Kira’s confusion, anger, and fear draw us into her story. We learn about her new skill as she does. Fortunately, she has Simon, a classmate and fellow jacker who guides her development. Unfortunately, Simon carries an undercurrent of danger, a hint of the underworld. Kira can’t tell her family about her new abilities for fear of their safety. Neither does she tell Raf, her best friend, and their relationship fills with lies.
Then Kira learns there are far greater dangers when one is a jacker. And in a world that reads minds, a secret is a very difficult thing to keep.

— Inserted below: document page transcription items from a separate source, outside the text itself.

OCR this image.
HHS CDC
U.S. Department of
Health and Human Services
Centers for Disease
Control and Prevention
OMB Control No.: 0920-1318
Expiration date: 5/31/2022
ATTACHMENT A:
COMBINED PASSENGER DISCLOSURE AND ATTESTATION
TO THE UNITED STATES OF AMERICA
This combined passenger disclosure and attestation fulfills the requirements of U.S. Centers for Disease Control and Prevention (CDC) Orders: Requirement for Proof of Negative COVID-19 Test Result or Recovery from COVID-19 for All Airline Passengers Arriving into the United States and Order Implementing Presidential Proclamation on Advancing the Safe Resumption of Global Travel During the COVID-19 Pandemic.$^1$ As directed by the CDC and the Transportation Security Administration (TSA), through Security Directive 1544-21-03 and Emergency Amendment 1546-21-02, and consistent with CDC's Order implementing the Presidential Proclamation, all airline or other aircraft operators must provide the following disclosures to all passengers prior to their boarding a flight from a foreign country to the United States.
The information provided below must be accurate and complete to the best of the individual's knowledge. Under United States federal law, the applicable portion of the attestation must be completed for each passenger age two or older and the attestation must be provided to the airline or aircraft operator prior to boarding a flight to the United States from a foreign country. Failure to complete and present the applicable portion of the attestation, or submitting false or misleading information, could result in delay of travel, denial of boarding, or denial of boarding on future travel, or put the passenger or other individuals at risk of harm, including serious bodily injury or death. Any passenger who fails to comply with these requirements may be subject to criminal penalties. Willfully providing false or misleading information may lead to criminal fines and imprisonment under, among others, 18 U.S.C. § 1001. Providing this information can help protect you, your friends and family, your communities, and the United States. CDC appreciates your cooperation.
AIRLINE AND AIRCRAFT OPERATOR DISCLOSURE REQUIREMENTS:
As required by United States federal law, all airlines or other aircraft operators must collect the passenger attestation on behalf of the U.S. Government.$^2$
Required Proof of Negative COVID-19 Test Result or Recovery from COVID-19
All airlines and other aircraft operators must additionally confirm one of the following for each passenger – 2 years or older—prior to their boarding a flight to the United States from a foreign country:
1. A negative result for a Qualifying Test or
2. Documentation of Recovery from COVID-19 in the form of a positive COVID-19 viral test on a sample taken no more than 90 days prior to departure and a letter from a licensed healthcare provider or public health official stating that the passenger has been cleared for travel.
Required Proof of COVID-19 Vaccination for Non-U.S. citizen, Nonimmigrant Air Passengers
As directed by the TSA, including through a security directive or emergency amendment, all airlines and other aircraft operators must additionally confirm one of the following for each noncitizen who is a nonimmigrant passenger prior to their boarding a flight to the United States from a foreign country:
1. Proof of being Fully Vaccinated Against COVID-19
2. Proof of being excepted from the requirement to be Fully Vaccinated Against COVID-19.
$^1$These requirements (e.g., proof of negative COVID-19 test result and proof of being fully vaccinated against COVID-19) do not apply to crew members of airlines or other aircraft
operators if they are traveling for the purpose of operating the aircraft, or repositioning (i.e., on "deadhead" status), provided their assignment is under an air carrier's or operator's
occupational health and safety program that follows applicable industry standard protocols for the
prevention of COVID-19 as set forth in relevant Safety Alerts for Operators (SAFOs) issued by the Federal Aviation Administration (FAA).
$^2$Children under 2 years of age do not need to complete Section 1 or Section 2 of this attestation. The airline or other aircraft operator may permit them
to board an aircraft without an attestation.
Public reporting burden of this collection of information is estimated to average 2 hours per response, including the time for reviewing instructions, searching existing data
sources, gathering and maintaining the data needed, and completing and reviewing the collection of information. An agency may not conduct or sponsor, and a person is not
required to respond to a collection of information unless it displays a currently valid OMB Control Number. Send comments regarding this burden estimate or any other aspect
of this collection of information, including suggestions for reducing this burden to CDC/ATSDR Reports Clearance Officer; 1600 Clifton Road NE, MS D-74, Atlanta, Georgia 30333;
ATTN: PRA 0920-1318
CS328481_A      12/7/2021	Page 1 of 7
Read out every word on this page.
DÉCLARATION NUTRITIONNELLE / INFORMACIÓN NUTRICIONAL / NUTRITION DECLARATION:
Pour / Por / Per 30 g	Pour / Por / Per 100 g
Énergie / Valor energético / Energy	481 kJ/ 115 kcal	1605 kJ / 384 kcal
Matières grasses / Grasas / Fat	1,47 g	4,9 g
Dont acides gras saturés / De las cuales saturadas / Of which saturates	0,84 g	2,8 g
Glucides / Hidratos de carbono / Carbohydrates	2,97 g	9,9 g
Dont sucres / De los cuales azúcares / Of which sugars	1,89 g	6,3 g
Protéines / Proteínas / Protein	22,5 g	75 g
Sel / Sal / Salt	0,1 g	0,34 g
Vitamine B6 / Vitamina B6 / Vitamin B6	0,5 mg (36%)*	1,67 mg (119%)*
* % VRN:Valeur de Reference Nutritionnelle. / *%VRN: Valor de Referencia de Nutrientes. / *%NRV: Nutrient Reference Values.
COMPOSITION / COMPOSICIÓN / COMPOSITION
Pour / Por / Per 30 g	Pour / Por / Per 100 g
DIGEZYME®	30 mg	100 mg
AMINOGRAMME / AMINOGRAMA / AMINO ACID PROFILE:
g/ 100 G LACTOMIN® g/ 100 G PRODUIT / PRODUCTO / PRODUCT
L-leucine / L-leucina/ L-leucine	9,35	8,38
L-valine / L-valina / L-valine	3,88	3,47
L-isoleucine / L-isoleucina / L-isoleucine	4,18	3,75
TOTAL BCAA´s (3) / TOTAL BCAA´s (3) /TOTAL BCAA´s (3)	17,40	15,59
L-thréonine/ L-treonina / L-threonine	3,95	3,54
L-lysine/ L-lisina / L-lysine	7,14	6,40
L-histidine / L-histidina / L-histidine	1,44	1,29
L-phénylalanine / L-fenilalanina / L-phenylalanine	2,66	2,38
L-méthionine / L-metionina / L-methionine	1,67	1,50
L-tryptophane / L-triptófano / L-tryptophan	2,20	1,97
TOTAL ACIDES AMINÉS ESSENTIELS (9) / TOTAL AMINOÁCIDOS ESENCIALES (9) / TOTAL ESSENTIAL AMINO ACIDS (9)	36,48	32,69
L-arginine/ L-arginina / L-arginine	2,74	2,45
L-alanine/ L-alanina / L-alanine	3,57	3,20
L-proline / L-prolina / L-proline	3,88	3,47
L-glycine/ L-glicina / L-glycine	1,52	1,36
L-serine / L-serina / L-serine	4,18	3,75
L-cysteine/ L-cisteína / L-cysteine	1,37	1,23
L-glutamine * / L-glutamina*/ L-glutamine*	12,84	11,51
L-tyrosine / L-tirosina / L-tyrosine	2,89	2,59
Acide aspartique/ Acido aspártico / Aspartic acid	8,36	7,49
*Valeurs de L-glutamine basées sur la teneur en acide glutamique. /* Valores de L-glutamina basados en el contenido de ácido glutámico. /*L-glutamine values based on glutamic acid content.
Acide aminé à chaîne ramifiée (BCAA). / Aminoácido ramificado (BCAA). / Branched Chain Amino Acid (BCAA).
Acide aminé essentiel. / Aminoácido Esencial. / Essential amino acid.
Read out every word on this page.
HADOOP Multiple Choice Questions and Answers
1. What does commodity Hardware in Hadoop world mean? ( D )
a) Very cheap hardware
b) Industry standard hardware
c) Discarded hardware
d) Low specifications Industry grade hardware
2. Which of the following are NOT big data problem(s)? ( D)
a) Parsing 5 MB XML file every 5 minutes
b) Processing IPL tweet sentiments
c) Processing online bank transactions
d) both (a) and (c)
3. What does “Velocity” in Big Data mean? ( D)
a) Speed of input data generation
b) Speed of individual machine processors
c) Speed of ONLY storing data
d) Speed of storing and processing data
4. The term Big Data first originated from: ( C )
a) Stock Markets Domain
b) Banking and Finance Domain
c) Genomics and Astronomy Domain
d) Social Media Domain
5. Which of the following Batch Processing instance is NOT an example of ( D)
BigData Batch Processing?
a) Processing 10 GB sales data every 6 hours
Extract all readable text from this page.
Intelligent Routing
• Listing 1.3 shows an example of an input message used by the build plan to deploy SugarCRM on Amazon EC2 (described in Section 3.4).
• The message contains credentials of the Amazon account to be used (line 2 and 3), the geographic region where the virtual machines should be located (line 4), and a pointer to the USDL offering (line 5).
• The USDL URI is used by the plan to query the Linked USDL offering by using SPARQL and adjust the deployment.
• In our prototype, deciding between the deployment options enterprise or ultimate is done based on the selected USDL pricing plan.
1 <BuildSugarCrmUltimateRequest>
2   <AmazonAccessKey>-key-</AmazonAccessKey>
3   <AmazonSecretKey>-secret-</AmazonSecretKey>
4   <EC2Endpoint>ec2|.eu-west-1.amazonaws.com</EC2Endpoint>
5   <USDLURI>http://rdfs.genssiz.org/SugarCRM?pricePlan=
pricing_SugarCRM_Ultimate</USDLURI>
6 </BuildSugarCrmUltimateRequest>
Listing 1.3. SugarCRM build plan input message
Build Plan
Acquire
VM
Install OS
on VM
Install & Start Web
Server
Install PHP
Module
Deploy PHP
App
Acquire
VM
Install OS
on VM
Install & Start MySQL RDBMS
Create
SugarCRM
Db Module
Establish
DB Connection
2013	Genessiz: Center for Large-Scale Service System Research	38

Let me say again, this is a riveting read, one I highly, highly recommend. And I’m proud to say it’s written by an indie author who did an amazingly professional job. The huge popularity of the book is testament to that. I do have a few negatives to mention, though. First, the terminology alienated me in the beginning, but that was probably just me. I was overwhelmed by the new culture (slang/music) as well as new technology like “hydrocars” and “nove-fiber.” Also, the catalyst that prompted this monumental, worldwide mutation felt coincidental and insufficiently explained. Finally, the flow felt a little rushed in some places, particularly at the seams where hard-hitting scenes mesh together or when Kira is reflecting. The prose grows a little matter-of-fact in these few spots. I found myself wishing the author had lingered a little longer, fleshed these moments out, given us more detail to savor.
But don’t let my little quirks sway you from checking out Open Minds. (At .99 it’s a steal!) They certainly didn’t affect my five star rating. Rarely has a book mindjacked my attention like this one. The premise is wonderfully unique, the action fast and hard-hitting, the prose clearly and smoothly written. Details tuck into a tight, intelligent package. All around, it’s the best book I’ve read in a long time, Big Six offerings included. I’ve already downloaded book two.
Geared for a YA audience, but completely appropriate for 10+. I’d honor it with a Bookworm Blather Squeaky Award except for a few omg’s.